Use this documentation to assist in automated UI test creation.
- What areas of the site under test will you be hitting?
- Are there currently usable test hooks/selectors in place that Cypress can use to interact with said page.
- Can your test make use of existing Page Objects and if not what new Page Objects will you need to create in support of your test case/s being added.
- We have The E2E tests folder which then houses the regression tests. Within this folder you will see the test specs and some sub test spec folders for areas that may house clustered test areas such as trusts.
- We also have the 'Pages' folder, this houses the page objects that we have in place for reusability and test transparency.
- Within the Page objects we use an elements structure to make our various objects even more reusable - These should be named to both be clear and explicit to what said element covers.
- Reusability: Could this test possibly be extended to cover or covered by existing tests? Also when creating page objects can we in any way make these more generic to cover any future features or site functionality.
- Maintainability: Our tests should not be flaky and should give us a clear vision of the state of our system. Therefore when creating a test you must be mindful to use robust code that will hold up over time but also be easy to update should something like a html hook change or element of a page moves.
- Test independance: Tests should be broken down into independent tests wherein if they fail you know exactly why and were said test is failing for quick triage. Its important that they aren't branching out or covering too many diverging paths and each cover a clear and concise test flow.
- Data stability: The tests are running against a real environment with data changing continuously outside of our control. Try to avoid relying on the test data being in a certain state (e.g. "Trust 'x' has 13 academies" or "Searching for 'y' gives 122 results") by being a little fuzzy (e.g. "Trust 'x' has more than 1 academy" or "Searching for 'y' gives several pages of results"). Where this isn't possible (e.g. testing for different behaviour when a trust is missing data) use the page object to clearly state what the data requirement is and to make it easy to change when the test data changes (e.g. governancePage.navigateToEmptyGovernancePage())
- Confidence: When creating said test it is very important to also run said test with a negative scenario on any assertions to ensure that you aren't getting a false positive when running said assertation - For example I could have something like 'this.elements.OfstedPage.table().should('contain', 'School name')' but it would be prudent to also run it one time with something like 'this.elements.OfstedPage.table().should('contain', 'abcdefg') which shouldn't exist on the page in this example. This will make clear if you assertions can really be trusted and if they are robust.
- For reporting we currently use Mocha reports - stipulations of this can be amended in the cypress.config.ts. This is also generated when we run in the pipeline.
- Test steps should be named as such:
- 'Check' --> For something with a validation we use the term check e.g checkSearchBarIsPresent
- 'Click' --> This is used for interactive items that can be clicked e.g clickHomeButton
- 'Enter' --> This should be used when entering data into a field or object e.g enterTextInHomeSearchBar
- Create a branch for your feature/s under test
- Create the test spec file/s (.cy.ts) - If this is a sub category area of the site like trust for example this may need to be allocated a sub folder within the e2e test section.

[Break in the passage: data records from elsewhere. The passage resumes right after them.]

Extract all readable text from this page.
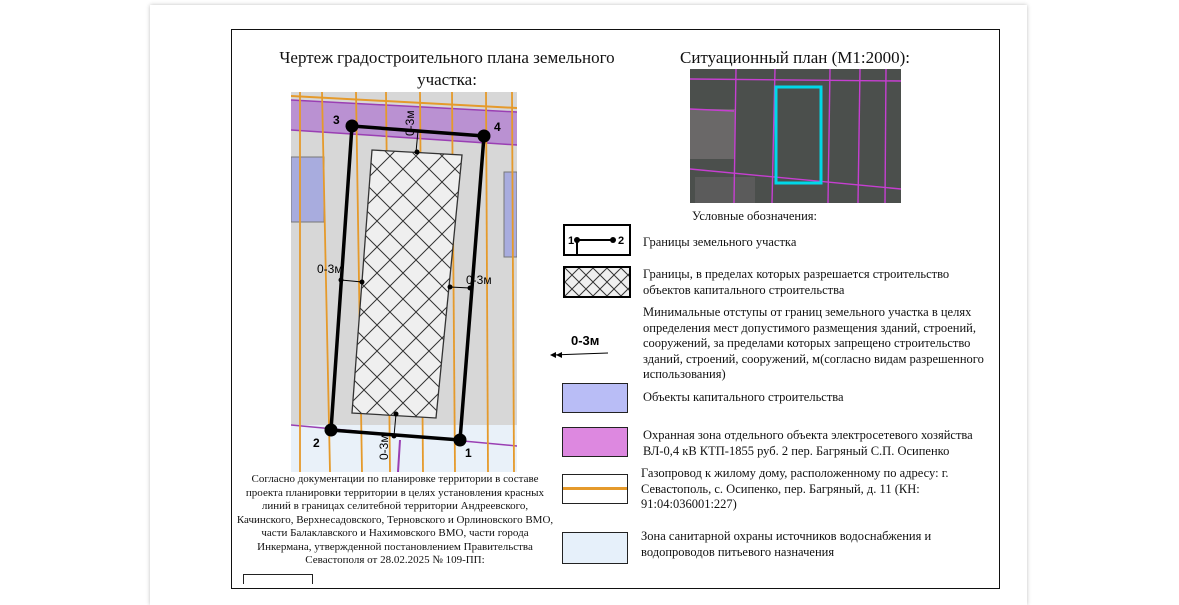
Чертеж градостроительного плана земельного участка:
Ситуационный план (М1:2000):
3	4
2
1
0-3м
0-3м
0-3м
0-3м
Условные обозначения:
1	2 Границы земельного участка
Границы, в пределах которых разрешается строительство объектов капитального строительства
0-3м
Минимальные отступы от границ земельного участка в целях определения мест допустимого размещения зданий, строений, сооружений, за пределами которых запрещено строительство зданий, строений, сооружений, м(согласно видам разрешенного использования)
Объекты капитального строительства
Охранная зона отдельного объекта электросетевого хозяйства ВЛ-0,4 кВ КТП-1855 руб. 2 пер. Багряный С.П. Осипенко
Газопровод к жилому дому, расположенному по адресу: г. Севастополь, с. Осипенко, пер. Багряный, д. 11 (КН: 91:04:036001:227)
Зона санитарной охраны источников водоснабжения и водопроводов питьевого назначения
Согласно документации по планировке территории в составе проекта планировки территории в целях установления красных линий в границах селитебной территории Андреевского, Качинского, Верхнесадовского, Терновского и Орлиновского ВМО, части Балаклавского и Нахимовского ВМО, части города Инкермана, утвержденной постановлением Правительства Севастополя от 28.02.2025 № 109-ПП:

- Next we will want to set up any page object pages you may need for the creation of your tests - this is created in the cypress/pages folder level and not the cypress/e2e folder level.

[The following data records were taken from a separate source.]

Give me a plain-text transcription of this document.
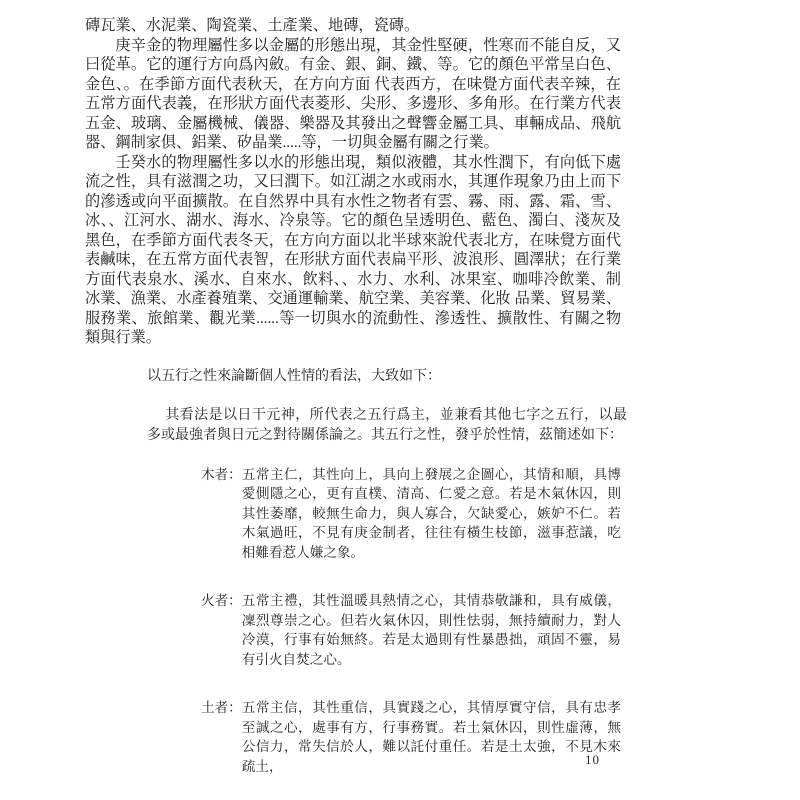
磚瓦業、水泥業、陶瓷業、土產業、地磚，瓷磚。

庚辛金的物理屬性多以金屬的形態出現，其金性堅硬，性寒而不能自反，又曰從革。它的運行方向爲內斂。有金、銀、銅、鐵、等。它的顏色平常呈白色、金色、。在季節方面代表秋天，在方向方面 代表西方，在味覺方面代表辛辣，在五常方面代表義，在形狀方面代表菱形、尖形、多邊形、多角形。在行業方代表五金、玻璃、金屬機械、儀器、樂器及其發出之聲響金屬工具、車輛成品、飛航器、鋼制家俱、鋁業、矽晶業.....等，一切與金屬有關之行業。

壬癸水的物理屬性多以水的形態出現，類似液體，其水性潤下，有向低下處流之性，具有滋潤之功，又曰潤下。如江湖之水或雨水，其運作現象乃由上而下的滲透或向平面擴散。在自然界中具有水性之物者有雲、霧、雨、露、霜、雪、冰、、江河水、湖水、海水、冷泉等。它的顏色呈透明色、藍色、濁白、淺灰及黑色，在季節方面代表冬天，在方向方面以北半球來說代表北方，在味覺方面代表鹹味，在五常方面代表智，在形狀方面代表扁平形、波浪形、圓澤狀；在行業方面代表泉水、溪水、自來水、飲料、、水力、水利、冰果室、咖啡冷飲業、制冰業、漁業、水產養殖業、交通運輸業、航空業、美容業、化妝 品業、貿易業、服務業、旅館業、觀光業......等一切與水的流動性、滲透性、擴散性、有關之物類與行業。

以五行之性來論斷個人性情的看法，大致如下：

其看法是以日干元神，所代表之五行爲主，並兼看其他七字之五行，以最多或最強者與日元之對待關係論之。其五行之性，發乎於性情，茲簡述如下：

木者： 五常主仁，其性向上，具向上發展之企圖心，其情和順，具博愛側隱之心，更有直樸、清高、仁愛之意。若是木氣休囚，則其性萎靡，較無生命力，與人寡合，欠缺愛心，嫉妒不仁。若木氣過旺，不見有庚金制者，往往有橫生枝節，滋事惹議，吃相難看惹人嫌之象。
火者： 五常主禮，其性溫暖具熱情之心，其情恭敬謙和，具有威儀，凜烈尊崇之心。但若火氣休囚，則性怯弱，無持續耐力，對人冷漠，行事有始無終。若是太過則有性暴愚拙，頑固不靈，易有引火自焚之心。
土者： 五常主信，其性重信，具實踐之心，其情厚實守信，具有忠孝至誠之心，處事有方，行事務實。若土氣休囚，則性虛薄，無公信力，常失信於人，難以託付重任。若是土太強，不見木來疏土，	10
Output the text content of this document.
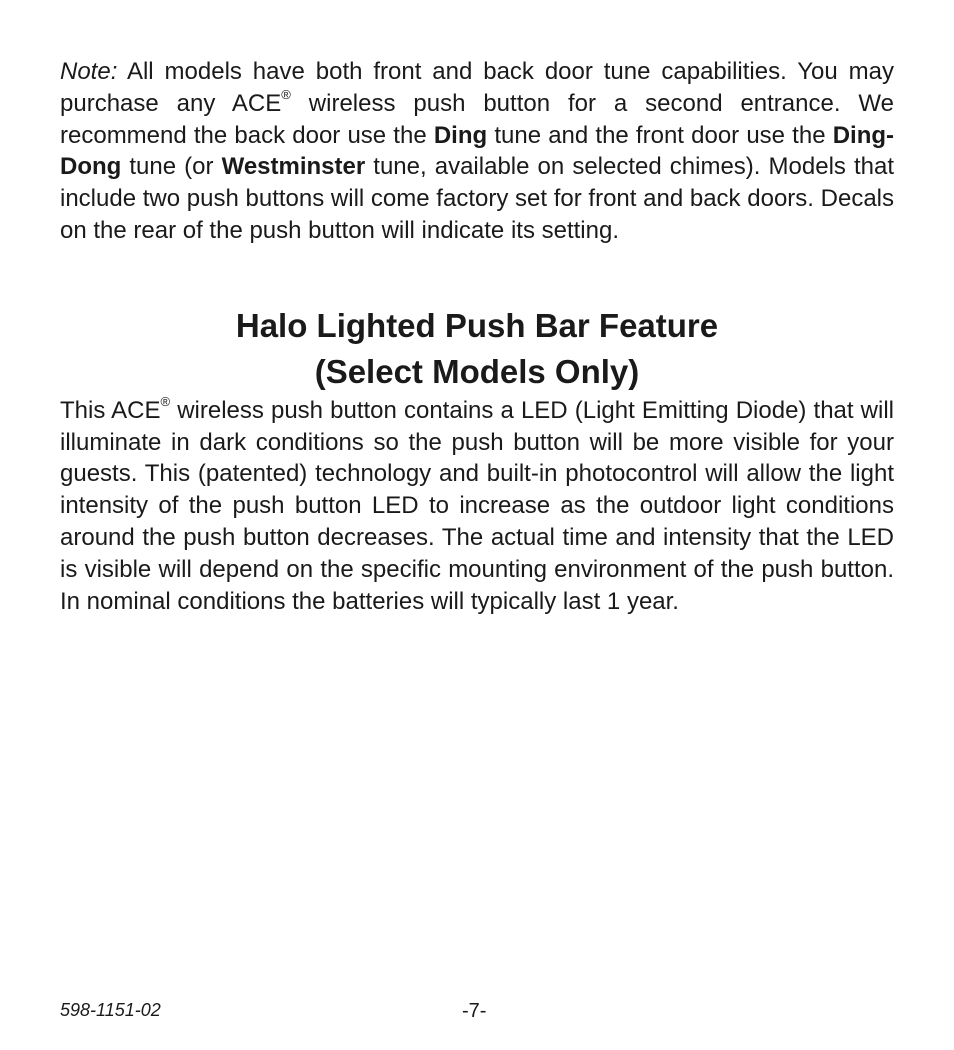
Note: All models have both front and back door tune capabilities. You may purchase any ACE® wireless push button for a second entrance. We recommend the back door use the Ding tune and the front door use the Ding-Dong tune (or Westminster tune, available on selected chimes). Models that include two push buttons will come factory set for front and back doors. Decals on the rear of the push button will indicate its setting.

Halo Lighted Push Bar Feature
(Select Models Only)

This ACE® wireless push button contains a LED (Light Emitting Diode) that will illuminate in dark conditions so the push button will be more visible for your guests. This (patented) technology and built-in photocontrol will allow the light intensity of the push button LED to increase as the outdoor light conditions around the push button decreases. The actual time and intensity that the LED is visible will depend on the specific mounting environment of the push button. In nominal conditions the batteries will typically last 1 year.

598-1151-02	-7-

- Now we have the correct files created we want to start creating our elements and other supporting code in the page objects so we can start making the building blocks for the tests to pull from.
- Now the building blocks are in place we want to use these to create test steps in our test spec/s - running the test throughout the creation of each step to ensure we are creating the test as desired and all the elements, functions, methods, classes etc are working correctly.
- Once our test is created and passing (having checked it multiple times to ensure that the test will not flake out and ran negative tests of any assertions to check for false positives) we can push our code up for a PR and then hopefully merge said tests into the wider suite.